When people say study the charts and study price, they mean it. Find an edge. Build a system. Test it, break it, fix it until it works.

Tip 4: the next steps
Imo, the next step after finding your trade style and coming up with a potential system is to just trade it! Don’t just put in orders and hope for the best though. Do what I do,and what jwlee does on his blog (if you want a link to that he’ll be more than happy to give it to you next time he’s in chat). After a trade week, month, session, w/e, review the trades. What worked, what didn’t? Bad entry? Bad bias, missed something on the charts? Something else pop out? Write some notes to help your memory. Write notes to learn. Do you remember how price moved in the past 3 weeks in the pairs you trade? If I asked you to draw a 4hr chart, how would you do? does that even matter to your trade system? This is why they say that beginners should focus on the learning, not the profits. The numbers will the change, the technique remains.

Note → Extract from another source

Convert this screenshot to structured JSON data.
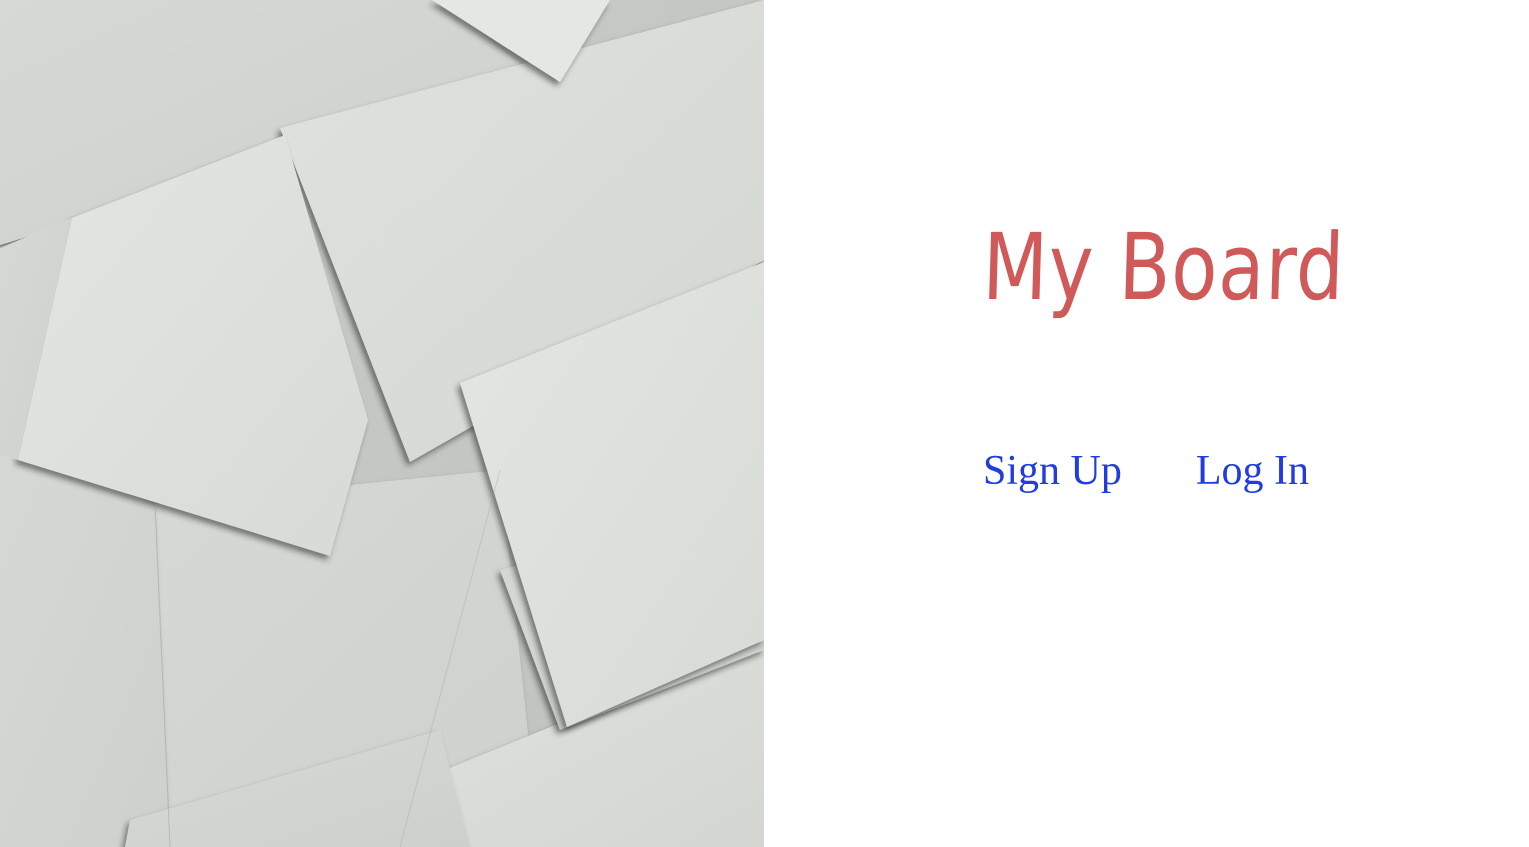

Don’t get too hung up over a system either. Just because you spent 5 months developing it and editing it doesn’t mean it’s profitable 6 months from now. Some things can be repaired and made better. Some things just suck.
If you’re curious as to what exactly is on my charts, they are:

daily, weekly, monthly pivots. 8, 19, 200emas. Sessions indicator highlighting the sessions and their respective pip ranges. ICT’s ADR-provides a possible range of the days high and low. I use fib retracements and extensions. I’m also running 2 systems; the charts on here are from my discretionary system which I have no problem going into detail about. The other will remain as my little gem that could possibly be figured out through stalking my fxbook, not that it’s wildly profitable.

Hope it helps, I’m open to any more clarification or questions. Feedback is appreciated! Either via comments here or in the chat room.